Mystery roses still appear on woman's grave 5 years after death

The Associated Press - TIFTON, Ga. - Nov 24 2006

It was about a month after Frances Lunsford was murdered that the first red, long-stem, artificial rose appeared on her grave.

Five years later, she still is getting roses. There are now 175 of them.

For years, family members have wondered who is bringing the mystery roses to Lunsford's grave.

"When I first found them, I started to throw them away," said Lunsford's siter, Rhonda Shaw, who first found the roses at the Ty Ty Baptist Church cemetery. "But then I thought, 'No, these must be from someone who truly cared about Frances.'"

Lunsford's murder remains unsolved and no arrests have ever been made in the case. Her badly decomposed body was found by three juveniles in July 2001 in east Tifton. The exact date and time of her death is not known.

"The grave site is not in a busy area.

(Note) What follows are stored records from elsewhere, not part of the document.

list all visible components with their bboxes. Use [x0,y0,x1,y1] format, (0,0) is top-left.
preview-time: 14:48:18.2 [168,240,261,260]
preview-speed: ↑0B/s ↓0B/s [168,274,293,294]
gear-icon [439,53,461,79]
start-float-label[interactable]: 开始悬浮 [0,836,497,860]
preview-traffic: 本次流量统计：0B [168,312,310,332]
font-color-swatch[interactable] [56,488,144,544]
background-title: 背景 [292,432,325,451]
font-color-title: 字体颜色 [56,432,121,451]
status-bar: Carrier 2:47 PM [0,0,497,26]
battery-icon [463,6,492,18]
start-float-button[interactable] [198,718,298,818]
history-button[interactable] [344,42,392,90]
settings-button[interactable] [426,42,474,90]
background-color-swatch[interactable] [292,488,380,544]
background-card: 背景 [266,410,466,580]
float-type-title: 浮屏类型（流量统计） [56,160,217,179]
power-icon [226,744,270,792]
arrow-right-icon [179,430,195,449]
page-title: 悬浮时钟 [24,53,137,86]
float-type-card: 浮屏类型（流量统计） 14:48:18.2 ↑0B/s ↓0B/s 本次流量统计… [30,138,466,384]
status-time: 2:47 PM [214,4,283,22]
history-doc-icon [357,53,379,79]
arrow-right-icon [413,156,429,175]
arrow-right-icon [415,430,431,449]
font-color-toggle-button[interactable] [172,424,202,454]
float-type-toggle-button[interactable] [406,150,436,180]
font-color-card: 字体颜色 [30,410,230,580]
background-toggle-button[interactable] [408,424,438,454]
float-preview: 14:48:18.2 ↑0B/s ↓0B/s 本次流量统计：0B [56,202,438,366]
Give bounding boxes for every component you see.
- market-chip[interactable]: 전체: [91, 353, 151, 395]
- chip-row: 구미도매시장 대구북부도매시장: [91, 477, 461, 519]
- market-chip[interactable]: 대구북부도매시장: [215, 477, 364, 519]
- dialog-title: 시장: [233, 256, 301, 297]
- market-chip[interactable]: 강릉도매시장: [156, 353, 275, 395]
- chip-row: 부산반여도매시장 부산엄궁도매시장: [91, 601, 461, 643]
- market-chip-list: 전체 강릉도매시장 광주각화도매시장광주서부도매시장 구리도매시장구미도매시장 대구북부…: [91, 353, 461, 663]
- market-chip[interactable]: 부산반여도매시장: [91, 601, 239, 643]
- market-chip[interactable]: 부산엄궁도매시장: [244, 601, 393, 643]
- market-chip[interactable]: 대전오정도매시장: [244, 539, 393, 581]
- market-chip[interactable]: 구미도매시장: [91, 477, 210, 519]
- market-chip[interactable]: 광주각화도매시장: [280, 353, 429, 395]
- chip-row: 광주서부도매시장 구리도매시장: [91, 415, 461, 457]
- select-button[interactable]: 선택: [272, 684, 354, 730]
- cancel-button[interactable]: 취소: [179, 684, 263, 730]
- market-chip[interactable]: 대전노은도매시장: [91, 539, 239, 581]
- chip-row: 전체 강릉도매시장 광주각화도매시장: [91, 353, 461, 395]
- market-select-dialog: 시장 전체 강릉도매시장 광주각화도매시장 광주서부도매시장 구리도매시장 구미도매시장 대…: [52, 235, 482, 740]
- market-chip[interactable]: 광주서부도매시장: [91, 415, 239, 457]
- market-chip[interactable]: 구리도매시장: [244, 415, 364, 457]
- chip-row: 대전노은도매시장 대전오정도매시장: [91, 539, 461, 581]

It's kind of secluded there," Shaw said.

Family members asked relatives and just about anyone who they could think of who might be visiting the grave. No one knew anything.

"Some of the old ones had started to fade, so I could tell which ones were the new ones just brought out," Shaw said. "They were always long-stem but they would be different colors. Some were pink, some yellow. They were in the clear cellophane and had a white teddy bear with them."

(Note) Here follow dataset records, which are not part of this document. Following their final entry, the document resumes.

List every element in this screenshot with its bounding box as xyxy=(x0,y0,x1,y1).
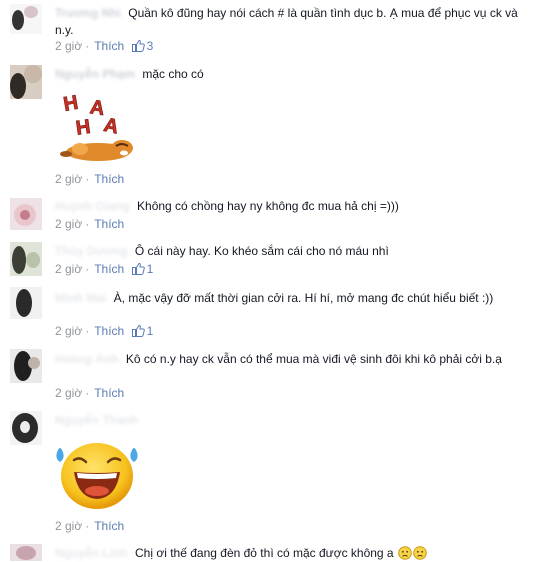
sad-face-icon xyxy=(413,546,427,560)
laughing-emoji-sticker xyxy=(56,443,138,509)
svg-text:H: H xyxy=(75,116,92,140)
like-count: 1 xyxy=(146,262,154,276)
comment-time[interactable]: 2 giờ xyxy=(55,386,82,400)
comment-meta: 2 giờ · Thích 3 xyxy=(55,39,154,53)
comment-meta: 2 giờ · Thích xyxy=(55,386,125,400)
avatar[interactable] xyxy=(10,242,42,276)
comment-body: Hoàng Anh Kô có n.y hay ck vẫn có thể mu… xyxy=(55,351,519,368)
avatar[interactable] xyxy=(10,544,42,561)
comment-author[interactable]: Minh Mai xyxy=(55,291,106,305)
comment-author[interactable]: Huỳnh Giang xyxy=(55,199,130,213)
comment-time[interactable]: 2 giờ xyxy=(55,262,82,276)
like-link[interactable]: Thích xyxy=(94,39,124,53)
like-count: 3 xyxy=(146,39,154,53)
comment-text: Không có chồng hay ny không đc mua hả ch… xyxy=(137,199,399,213)
like-count: 1 xyxy=(146,324,154,338)
comment-time[interactable]: 2 giờ xyxy=(55,217,82,231)
comment-time[interactable]: 2 giờ xyxy=(55,39,82,53)
comment-meta: 2 giờ · Thích xyxy=(55,217,125,231)
comment-meta: 2 giờ · Thích xyxy=(55,519,125,533)
comment-text: Chị ơi thế đang đèn đỏ thì có mặc được k… xyxy=(135,546,394,560)
like-link[interactable]: Thích xyxy=(94,262,124,276)
avatar[interactable] xyxy=(10,287,42,319)
svg-text:A: A xyxy=(102,114,121,139)
comment-body: Minh Mai À, mặc vậy đỡ mất thời gian cởi… xyxy=(55,290,519,307)
comment-time[interactable]: 2 giờ xyxy=(55,172,82,186)
avatar[interactable] xyxy=(10,349,42,383)
svg-text:H: H xyxy=(62,92,80,116)
comment-meta: 2 giờ · Thích 1 xyxy=(55,324,154,338)
comment-meta: 2 giờ · Thích xyxy=(55,172,125,186)
comment-body: Thùy Dương Ô cái này hay. Ko khéo sắm cá… xyxy=(55,243,519,260)
comment-time[interactable]: 2 giờ xyxy=(55,519,82,533)
avatar[interactable] xyxy=(10,4,42,34)
comment-body: Nguyễn Thanh xyxy=(55,412,519,429)
like-link[interactable]: Thích xyxy=(94,172,124,186)
comment-time[interactable]: 2 giờ xyxy=(55,324,82,338)
comment-author[interactable]: Nguyễn Phạm xyxy=(55,67,135,81)
avatar[interactable] xyxy=(10,411,42,445)
thumbs-up-icon[interactable] xyxy=(131,39,145,52)
comment-body: Nguyễn Linh Chị ơi thế đang đèn đỏ thì c… xyxy=(55,545,519,562)
comment-body: Nguyễn Phạm mặc cho có xyxy=(55,66,519,83)
comment-author[interactable]: Nguyễn Thanh xyxy=(55,413,138,427)
comment-author[interactable]: Trương Nhi xyxy=(55,6,121,20)
like-link[interactable]: Thích xyxy=(94,324,124,338)
comment-meta: 2 giờ · Thích 1 xyxy=(55,262,154,276)
like-link[interactable]: Thích xyxy=(94,386,124,400)
like-link[interactable]: Thích xyxy=(94,217,124,231)
avatar[interactable] xyxy=(10,198,42,230)
comment-author[interactable]: Nguyễn Linh xyxy=(55,546,128,560)
comment-text: À, mặc vậy đỡ mất thời gian cởi ra. Hí h… xyxy=(113,291,494,305)
svg-text:A: A xyxy=(89,96,106,120)
sad-face-icon xyxy=(398,546,412,560)
thumbs-up-icon[interactable] xyxy=(131,324,145,337)
comment-body: Huỳnh Giang Không có chồng hay ny không … xyxy=(55,198,519,215)
comment-text: Ô cái này hay. Ko khéo sắm cái cho nó má… xyxy=(134,244,389,258)
comment-text: Quần kô đũng hay nói cách # là quần tình… xyxy=(55,6,518,37)
comment-text: Kô có n.y hay ck vẫn có thể mua mà viđi … xyxy=(125,352,502,366)
haha-sticker: H A H A xyxy=(60,91,133,161)
comment-body: Trương Nhi Quần kô đũng hay nói cách # l… xyxy=(55,5,519,39)
avatar[interactable] xyxy=(10,65,42,99)
comment-text: mặc cho có xyxy=(142,67,204,81)
comment-author[interactable]: Thùy Dương xyxy=(55,244,128,258)
like-link[interactable]: Thích xyxy=(94,519,124,533)
thumbs-up-icon[interactable] xyxy=(131,262,145,275)
comment-author[interactable]: Hoàng Anh xyxy=(55,352,119,366)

Shaw decided the roses were from someone devoted to her sister. But the problem was that her family didn't know anyone in Lunsford's life who was devoted to her _ she had gotten involved in drugs before her death and her family didn't know her "street friends," Shaw said.

Lunsford's sister decided that maybe the roses didn't come from someone who loved her sister, maybe they came from someone who had a guilty conscience. Maybe they came from the person who had killed her sister.

Capt. Mike Walker, head of the Tift County Sheriff's Office Criminal Investigation Division said the murder investigation is still active.

He said it "will never be closed until we bring the person or persons responsible for her death to justice. We will continue to pursue each new development until that day comes and we reach a final resolution to this case."

Even after Shaw called the sheriff's office and asked that the gravesite be staked out, the roses kept coming.

"It was a mystery," she said. "I don't know if the sheriff's office ever followed up with what I told them. Every time we try and call and talk to them, they never return our calls. You can't get someone to take the call. You have to leave a message. It frustrates me."